Rafael McDonnell, communications and advocacy manager at Resource Center, volunteered at this year’s event at Crown Plaza with the Dallas Bears. He said he’s concerned that the cisgender requirement will violate the city’s nondiscrimination ordinance, especially since the event is expected to return to Dallas. As for whether the ordinance would apply to the event because its owner and organization are based in Dallas even if the contest is held outside city limits, he said the situation becomes complicated.

“It certainly would complicate things,” McDonnell said. “But then you run the specter of having the city of Dallas investigating an LGBT organization for violating its nondiscrimination ordinance, and that’s something nobody can win. … Even if it they were to find that it wasn’t discrimination, it would still look bad.”
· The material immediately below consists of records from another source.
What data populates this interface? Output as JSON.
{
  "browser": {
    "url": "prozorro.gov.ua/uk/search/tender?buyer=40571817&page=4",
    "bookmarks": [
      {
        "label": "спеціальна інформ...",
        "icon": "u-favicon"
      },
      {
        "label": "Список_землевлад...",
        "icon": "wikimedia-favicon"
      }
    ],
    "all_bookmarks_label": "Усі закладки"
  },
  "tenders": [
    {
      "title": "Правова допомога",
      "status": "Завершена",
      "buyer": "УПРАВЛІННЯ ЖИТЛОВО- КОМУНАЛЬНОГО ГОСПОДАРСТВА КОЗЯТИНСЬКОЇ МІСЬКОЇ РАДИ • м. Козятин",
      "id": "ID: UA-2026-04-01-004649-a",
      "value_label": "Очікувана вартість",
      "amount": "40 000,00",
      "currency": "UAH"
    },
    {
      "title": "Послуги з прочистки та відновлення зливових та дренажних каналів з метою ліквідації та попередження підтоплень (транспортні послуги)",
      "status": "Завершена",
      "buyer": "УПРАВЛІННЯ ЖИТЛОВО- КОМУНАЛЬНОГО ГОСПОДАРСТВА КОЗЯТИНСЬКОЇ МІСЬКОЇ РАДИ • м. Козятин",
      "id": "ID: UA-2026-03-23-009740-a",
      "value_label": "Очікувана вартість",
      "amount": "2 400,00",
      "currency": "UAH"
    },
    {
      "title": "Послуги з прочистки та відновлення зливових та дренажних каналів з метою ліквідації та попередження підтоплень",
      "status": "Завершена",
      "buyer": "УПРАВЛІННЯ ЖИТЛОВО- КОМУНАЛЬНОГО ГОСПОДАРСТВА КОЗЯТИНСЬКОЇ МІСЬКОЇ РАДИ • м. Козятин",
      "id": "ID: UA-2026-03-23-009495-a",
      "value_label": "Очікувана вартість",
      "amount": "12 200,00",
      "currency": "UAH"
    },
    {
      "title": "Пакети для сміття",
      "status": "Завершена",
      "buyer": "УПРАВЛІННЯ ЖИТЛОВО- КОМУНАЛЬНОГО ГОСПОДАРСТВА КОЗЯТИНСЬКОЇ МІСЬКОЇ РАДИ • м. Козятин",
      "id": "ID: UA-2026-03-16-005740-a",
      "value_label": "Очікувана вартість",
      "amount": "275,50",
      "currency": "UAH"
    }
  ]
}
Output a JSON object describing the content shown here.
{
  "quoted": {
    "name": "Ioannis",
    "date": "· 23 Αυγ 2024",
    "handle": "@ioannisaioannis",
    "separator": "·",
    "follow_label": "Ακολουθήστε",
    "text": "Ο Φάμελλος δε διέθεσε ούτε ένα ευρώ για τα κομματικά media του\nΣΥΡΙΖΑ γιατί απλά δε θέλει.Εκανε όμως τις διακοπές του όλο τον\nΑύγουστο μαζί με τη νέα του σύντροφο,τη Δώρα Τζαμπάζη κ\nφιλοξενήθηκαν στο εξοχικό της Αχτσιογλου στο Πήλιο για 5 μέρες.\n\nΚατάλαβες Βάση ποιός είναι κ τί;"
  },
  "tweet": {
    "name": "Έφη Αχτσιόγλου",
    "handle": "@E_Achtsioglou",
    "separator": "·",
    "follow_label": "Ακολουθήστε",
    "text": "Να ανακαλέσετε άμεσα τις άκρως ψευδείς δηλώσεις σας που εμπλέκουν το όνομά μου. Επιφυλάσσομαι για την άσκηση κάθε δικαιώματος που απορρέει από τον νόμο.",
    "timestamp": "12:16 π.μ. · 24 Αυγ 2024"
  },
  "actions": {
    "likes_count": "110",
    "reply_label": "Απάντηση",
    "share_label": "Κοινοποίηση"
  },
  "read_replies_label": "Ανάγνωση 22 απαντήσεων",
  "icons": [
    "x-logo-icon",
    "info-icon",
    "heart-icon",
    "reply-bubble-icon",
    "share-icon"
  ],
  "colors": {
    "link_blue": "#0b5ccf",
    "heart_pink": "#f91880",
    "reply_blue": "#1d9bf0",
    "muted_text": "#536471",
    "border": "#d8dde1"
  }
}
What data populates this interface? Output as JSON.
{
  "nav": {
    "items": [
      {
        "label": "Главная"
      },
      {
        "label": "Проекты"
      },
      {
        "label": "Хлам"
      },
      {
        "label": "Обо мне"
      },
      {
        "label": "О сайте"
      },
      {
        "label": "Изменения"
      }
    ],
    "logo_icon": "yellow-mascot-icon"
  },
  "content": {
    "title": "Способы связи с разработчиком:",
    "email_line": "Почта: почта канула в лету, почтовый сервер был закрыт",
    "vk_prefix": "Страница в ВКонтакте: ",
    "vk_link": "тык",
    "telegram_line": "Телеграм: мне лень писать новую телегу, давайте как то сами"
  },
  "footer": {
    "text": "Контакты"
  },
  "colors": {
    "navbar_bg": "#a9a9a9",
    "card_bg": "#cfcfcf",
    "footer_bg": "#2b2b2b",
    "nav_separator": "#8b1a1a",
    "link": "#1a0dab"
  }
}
The feedback from community members became so heated since the announcement that Payne-Roy posted on his Facebook on Monday that he was shocked by the emails mentioning “threats of physical harm to myself and/or my family.”

“You have taken this way too far and the next one I get will be dealt with by the authorities,” he wrote. “Passion is one thing; fanatical behavior is another.”

Mo Snow, a transgender member of the local leather community, hasn’t competed in the contest before but has come out and supported the events. He said the changes seemed sudden from the new management and it reflected poorly on them.

“As a package, it seems to be a fundamentally bad management decision,” he said, adding that input from the larger leather community wasn’t sought. “It seems really rash. There was no town hall meeting.”

Over the past week, Snow said the leather community has been mostly offended by the trans exclusion, which shows how much times have changed and how much more supportive the LGB community has become of the trans community.

“At least in the leather bubble, it’s kind of exploded,” he said. “From everything I’ve seen, it’s been negative.”

Snow said he respects the need for gender-specific spaces, such as women and men’s organizations, but he said if Payne-Roy wanted to continue the Drummer Boy tradition, he should have brought back that contest.

“Why not revive [Drummer Boy] instead of taking away something that’s been open to everyone and trying to rewind it 20 years?” Snow asked. “But the difference is that what he did wasn’t going to create a space. He took it over and kicked people out. You can’t not take that personally.”

Mark Jiminez, who has been competing in leather contests since 1990, declined to comment on the controversy other than to say that he and husband Beau Chandler will be competing in the Gulf Coast Leather Sir/boy and Community Bootblack contest.

“And we are 100 percent confident that the board of directors for the contest will diligently look at the issue and come up with a well-thought-out decision,” Jiminez said.

Hardy Haberman, a longtime LGBT activist and prominent Dallas leatherman, said the reasons behind the changes are unclear and have divided the community.

“My take on the whole this is the rules change, I understand if they want to change the rules. It’s their contest, they can do whatever they want,” he said. “I think it is phenomenally insensitive and I think it relegates transgender men to a third sex and that’s not what they want to be.”

The change about ending the contracts with local producers, who are often individuals and bars that put on a contest, judge it and sponsor the titleholder, was also a surprise, he said.

“That’s the untold story in this and I’m not quite sure what the reasoning is,” he said.

While there is a new trans leather contest, Haberman said International Mr. Leather dropped cisgender rules years ago and Tyler McKormick was IML titleholder in 2010.

And with ILSb being more for players, with IML being more of an image contest, Haberman said many people have started to take sides, with most opposing the rule changes. But even if the board decides to undo the changes, he said he thinks the damage to the competition has already been done as many people have vowed not to support it in the future.

“Surely they never would have thought that this would become such a big deal,” Haberman said. “Because it has literally torn the community apart.”

This article appeared in the Dallas Voice print edition September 27, 2013.